08.30.04
Compartmentalizing
Several years ago, I did the moral equivalent of bungee jumping. I jumped off of a 20-foot tower, connected to two taller towers by bungee cords, which made a giant swing.
While I am not unusually afraid of heights, neither am I unusually unafraid.
I managed to jump off the tower not by conquering my fear, but by hiding it. I did not let my reptilian brain know what I was about to do. I focused on following the instructions that the nice man gave me. I stood where he told me. I allowed him to clip me in. I stepped forward when he told me to. I jumped off the platform when he told me to.
Instantly, my reptilian brain was filled with surprise, outrage, and panic. “WHAT DO YOU THINK YOU ARE DOING?!?!?” it screamed at my mammalian brain. An incredible tsunami of emotion — particularly an almost tangible feeling of surprise — made it clear to me that my higher brain had been successful at hiding information from the reptile part. I was stunned to have such a clean division of information inside my own head prove itself to me so viscerally.
I guess I should not have been so surprised, since I have seen milder forms of this in myself before. I once was playing field hockey and someone got past me; without thinking of it, I deliberately hooked their foot with my stick to trip them. I was shocked immediately at my behavior (and apologized profusely) as I had not consciously desired to do that, but some part of my brain passionately didn’t want the other person to get past and acted before my higher reasoning centers had time to call for a vote.
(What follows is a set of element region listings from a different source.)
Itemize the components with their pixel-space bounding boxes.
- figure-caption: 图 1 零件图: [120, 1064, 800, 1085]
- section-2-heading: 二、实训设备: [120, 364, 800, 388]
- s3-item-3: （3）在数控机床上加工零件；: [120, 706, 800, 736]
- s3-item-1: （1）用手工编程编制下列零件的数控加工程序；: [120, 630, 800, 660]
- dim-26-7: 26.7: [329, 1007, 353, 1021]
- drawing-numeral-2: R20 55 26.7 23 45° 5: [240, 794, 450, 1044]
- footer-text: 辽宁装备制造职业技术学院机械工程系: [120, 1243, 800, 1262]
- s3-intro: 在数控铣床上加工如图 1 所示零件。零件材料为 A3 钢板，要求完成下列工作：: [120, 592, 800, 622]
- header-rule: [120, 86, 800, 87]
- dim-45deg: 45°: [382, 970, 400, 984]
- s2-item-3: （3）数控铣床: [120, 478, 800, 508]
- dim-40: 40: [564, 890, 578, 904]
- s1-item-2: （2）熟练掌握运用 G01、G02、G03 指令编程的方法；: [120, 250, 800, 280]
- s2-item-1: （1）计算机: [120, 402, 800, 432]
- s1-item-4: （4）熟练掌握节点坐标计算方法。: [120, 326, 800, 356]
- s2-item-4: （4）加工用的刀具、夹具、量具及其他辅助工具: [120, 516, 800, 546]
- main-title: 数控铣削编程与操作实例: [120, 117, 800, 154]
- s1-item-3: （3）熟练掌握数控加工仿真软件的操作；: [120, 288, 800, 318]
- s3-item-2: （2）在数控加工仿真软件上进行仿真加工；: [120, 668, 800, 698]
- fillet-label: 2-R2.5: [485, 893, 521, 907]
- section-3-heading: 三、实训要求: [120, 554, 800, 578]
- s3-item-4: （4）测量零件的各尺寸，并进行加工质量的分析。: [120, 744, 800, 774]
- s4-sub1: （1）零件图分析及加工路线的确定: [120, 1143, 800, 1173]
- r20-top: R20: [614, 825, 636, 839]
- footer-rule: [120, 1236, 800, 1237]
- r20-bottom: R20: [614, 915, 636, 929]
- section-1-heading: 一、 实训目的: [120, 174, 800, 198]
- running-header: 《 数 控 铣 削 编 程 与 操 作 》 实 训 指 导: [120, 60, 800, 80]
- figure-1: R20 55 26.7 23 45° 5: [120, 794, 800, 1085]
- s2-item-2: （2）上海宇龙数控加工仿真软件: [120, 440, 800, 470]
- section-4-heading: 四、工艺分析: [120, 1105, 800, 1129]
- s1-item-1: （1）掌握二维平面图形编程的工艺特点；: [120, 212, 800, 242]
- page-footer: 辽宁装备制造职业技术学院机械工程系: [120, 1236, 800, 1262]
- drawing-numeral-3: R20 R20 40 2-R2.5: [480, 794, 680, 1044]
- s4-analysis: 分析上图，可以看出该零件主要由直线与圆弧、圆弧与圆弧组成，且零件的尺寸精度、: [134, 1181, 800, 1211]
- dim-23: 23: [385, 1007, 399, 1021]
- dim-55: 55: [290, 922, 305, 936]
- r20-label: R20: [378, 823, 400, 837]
Perhaps it is more interesting that that my baser impulse winning out was rare enough that I remember it twenty-five years later: it says that I am pretty good at shutting down the base piece of my brain.
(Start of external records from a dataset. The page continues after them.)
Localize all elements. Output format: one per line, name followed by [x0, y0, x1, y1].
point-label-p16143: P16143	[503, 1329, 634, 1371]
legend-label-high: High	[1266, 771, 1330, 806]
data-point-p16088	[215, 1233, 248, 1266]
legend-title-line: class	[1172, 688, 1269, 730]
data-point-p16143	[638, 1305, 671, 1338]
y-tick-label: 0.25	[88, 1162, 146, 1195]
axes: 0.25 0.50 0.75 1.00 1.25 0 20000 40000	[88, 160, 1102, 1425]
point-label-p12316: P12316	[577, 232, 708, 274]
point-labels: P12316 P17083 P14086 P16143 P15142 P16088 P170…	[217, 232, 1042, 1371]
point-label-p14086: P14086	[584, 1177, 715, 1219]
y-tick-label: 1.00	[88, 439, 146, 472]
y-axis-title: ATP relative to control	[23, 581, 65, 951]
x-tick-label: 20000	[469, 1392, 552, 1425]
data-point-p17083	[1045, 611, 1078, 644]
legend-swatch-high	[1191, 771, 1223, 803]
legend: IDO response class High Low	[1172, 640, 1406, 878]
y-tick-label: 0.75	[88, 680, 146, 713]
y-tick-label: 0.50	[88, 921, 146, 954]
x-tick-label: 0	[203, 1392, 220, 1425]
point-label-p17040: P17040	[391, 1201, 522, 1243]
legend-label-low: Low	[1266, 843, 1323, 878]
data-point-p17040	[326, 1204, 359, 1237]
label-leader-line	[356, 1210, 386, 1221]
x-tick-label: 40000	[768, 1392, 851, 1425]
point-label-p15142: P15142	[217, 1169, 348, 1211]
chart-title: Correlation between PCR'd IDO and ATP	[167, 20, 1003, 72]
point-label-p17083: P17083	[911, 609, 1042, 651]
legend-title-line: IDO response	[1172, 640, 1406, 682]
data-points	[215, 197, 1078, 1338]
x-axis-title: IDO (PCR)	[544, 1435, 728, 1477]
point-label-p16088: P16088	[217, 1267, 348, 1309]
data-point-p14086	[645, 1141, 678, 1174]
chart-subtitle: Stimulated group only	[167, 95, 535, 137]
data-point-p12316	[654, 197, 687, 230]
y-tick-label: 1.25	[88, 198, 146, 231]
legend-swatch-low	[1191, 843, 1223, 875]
After jumping off the tower, I felt kind of studly to find that I could manipulate my own mind, but I was also aghast to see just how easy it is was to override my better judgement. Again, I suppose shouldn’t have been surprised. There have been a number of well-documented cases where people overrode their better judgement to do very bad things.
In the Stanford Prison Experiment normal college students committed great acts of great cruelty when put in an environment when given the role of jailhouse guards. Similar effects were seen in Stanley Milgram’s electroshock study, where people were instructed to give higher and higher shocks to somebody.
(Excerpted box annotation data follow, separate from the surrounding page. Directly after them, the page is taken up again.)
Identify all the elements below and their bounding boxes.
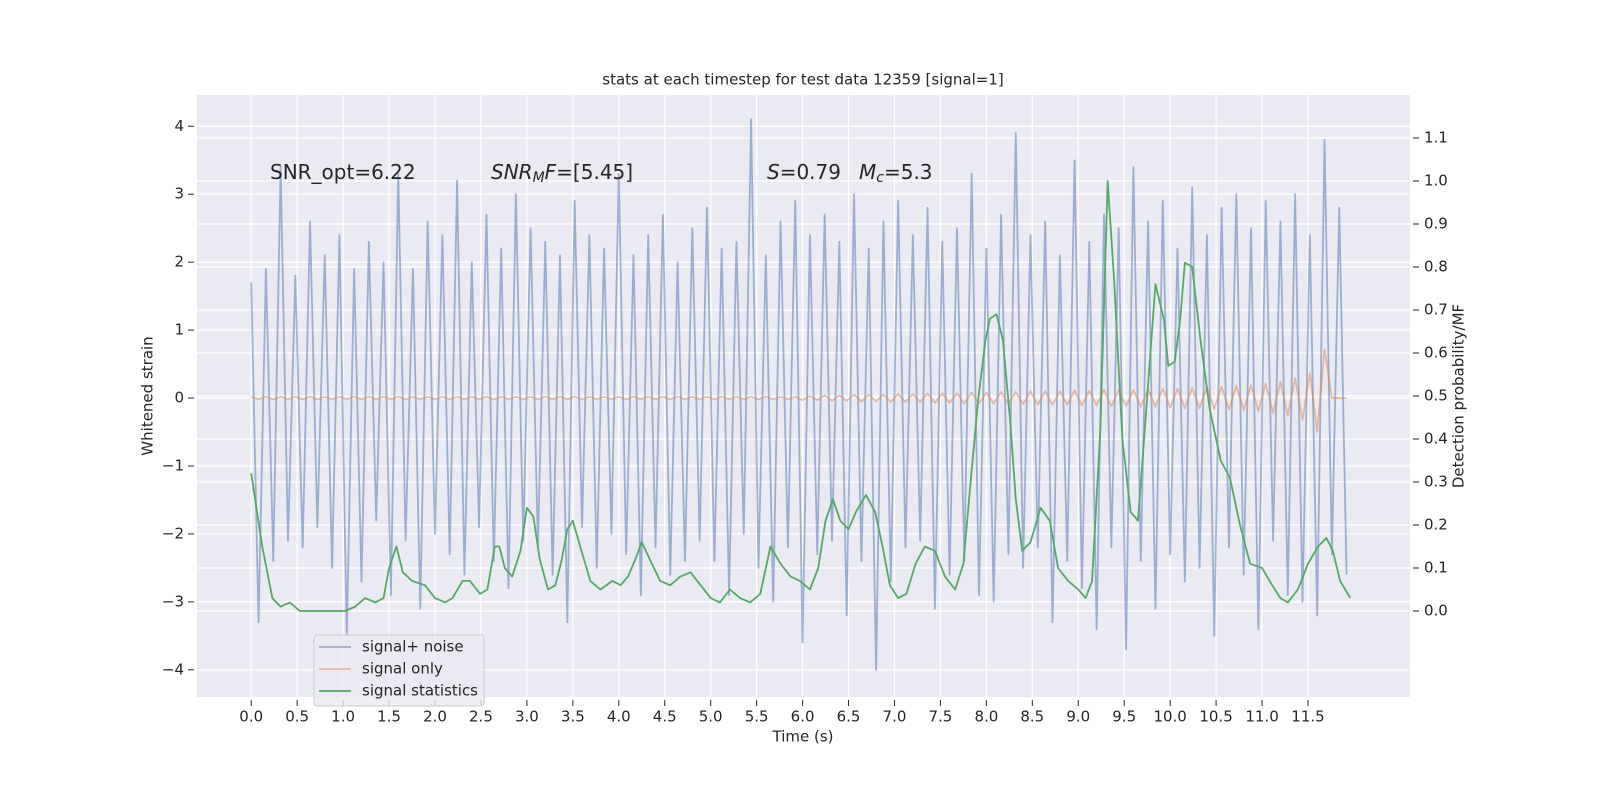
y-tick-label: −2: [162, 524, 184, 542]
x-tick-label: 9.0: [1066, 708, 1090, 726]
series-line: [250, 180, 1352, 612]
x-tick-label: 2.0: [423, 708, 447, 726]
y2-tick-label: 0.8: [1424, 258, 1448, 276]
chart-title: stats at each timestep for test data 123…: [602, 71, 1003, 89]
y2-tick-label: 0.1: [1424, 559, 1448, 577]
x-tick-label: 11.5: [1291, 708, 1324, 726]
annotation: SNRMF=[5.45]: [491, 160, 633, 187]
x-tick-label: 11.0: [1245, 708, 1278, 726]
x-tick-label: 10.5: [1199, 708, 1232, 726]
annotation-part: M: [533, 170, 545, 186]
y-tick-label: 2: [174, 253, 184, 271]
annotation-part: SNR: [491, 160, 533, 184]
x-tick-label: 1.5: [377, 708, 401, 726]
legend-label: signal+ noise: [362, 638, 464, 656]
y-tick-label: −3: [162, 592, 184, 610]
annotation-part: SNR_opt=6.22: [270, 160, 416, 184]
y2-tick-label: 0.0: [1424, 602, 1448, 620]
annotation-part: S: [767, 160, 780, 184]
legend-label: signal only: [362, 660, 443, 678]
y2-tick-label: 1.1: [1424, 129, 1448, 147]
x-tick-label: 4.0: [607, 708, 631, 726]
annotation: Mc=5.3: [859, 160, 933, 187]
marks: [250, 118, 1352, 671]
y-tick-label: 1: [174, 321, 184, 339]
y2-tick-label: 0.9: [1424, 215, 1448, 233]
y-tick-label: 3: [174, 185, 184, 203]
y2-tick-label: 0.2: [1424, 516, 1448, 534]
annotation-part: =5.3: [884, 160, 933, 184]
y2-tick-label: 1.0: [1424, 172, 1448, 190]
x-axis-label: Time (s): [772, 728, 834, 746]
x-tick-label: 2.5: [469, 708, 493, 726]
y-tick-label: −4: [162, 660, 184, 678]
series-line: [250, 118, 1348, 671]
x-tick-label: 0.5: [285, 708, 309, 726]
x-tick-label: 3.5: [561, 708, 585, 726]
x-tick-label: 7.5: [928, 708, 952, 726]
x-tick-label: 0.0: [239, 708, 263, 726]
annotation-part: M: [859, 160, 876, 184]
x-tick-label: 9.5: [1112, 708, 1136, 726]
series-line: [250, 348, 1347, 433]
annotation-part: c: [876, 170, 884, 186]
y2-tick-label: 0.3: [1424, 473, 1448, 491]
labels: −4 −3 −2 −1 0 1 2 3 4 0.0 0.1 0.2 0.3 0.4 0.5 0.6 0.7 0.8…: [162, 117, 1448, 726]
y-axis-label: Whitened strain: [139, 336, 157, 455]
annotation-part: F: [545, 160, 557, 184]
x-tick-label: 6.5: [837, 708, 861, 726]
x-tick-label: 8.5: [1020, 708, 1044, 726]
annotation-part: =[5.45]: [556, 160, 633, 184]
y-tick-label: −1: [162, 456, 184, 474]
x-tick-label: 5.5: [745, 708, 769, 726]
legend: signal+ noise signal only signal statistic…: [313, 634, 485, 707]
y-tick-label: 0: [174, 389, 184, 407]
x-tick-label: 10.0: [1153, 708, 1186, 726]
legend-label: signal statistics: [362, 682, 478, 700]
y2-tick-label: 0.7: [1424, 301, 1448, 319]
annotation-part: =0.79: [780, 160, 841, 184]
x-tick-label: 3.0: [515, 708, 539, 726]
legend-box: [313, 634, 485, 707]
x-tick-label: 6.0: [791, 708, 815, 726]
x-tick-label: 1.0: [331, 708, 355, 726]
annotation: SNR_opt=6.22: [270, 160, 416, 184]
x-tick-label: 7.0: [883, 708, 907, 726]
annotation: S=0.79: [767, 160, 841, 184]
y-tick-label: 4: [174, 117, 184, 135]
y2-tick-label: 0.5: [1424, 387, 1448, 405]
x-tick-label: 4.5: [653, 708, 677, 726]
x-tick-label: 8.0: [974, 708, 998, 726]
y2-axis-label: Detection probability/MF: [1450, 304, 1468, 488]
y2-tick-label: 0.4: [1424, 430, 1448, 448]
x-tick-label: 5.0: [699, 708, 723, 726]
y2-tick-label: 0.6: [1424, 344, 1448, 362]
Still, I was sobered to discover that I am fundamentally no different.
Since I don’t remember rampant tripping in games of field hockey, I have to assume that either I am an unusually evil creature or this ability to stifle a piece of the brain is common. (I prefer to think the latter.) That’s also scary and can explain to me how people manage to commit atrocities and think they were “just doing their job”.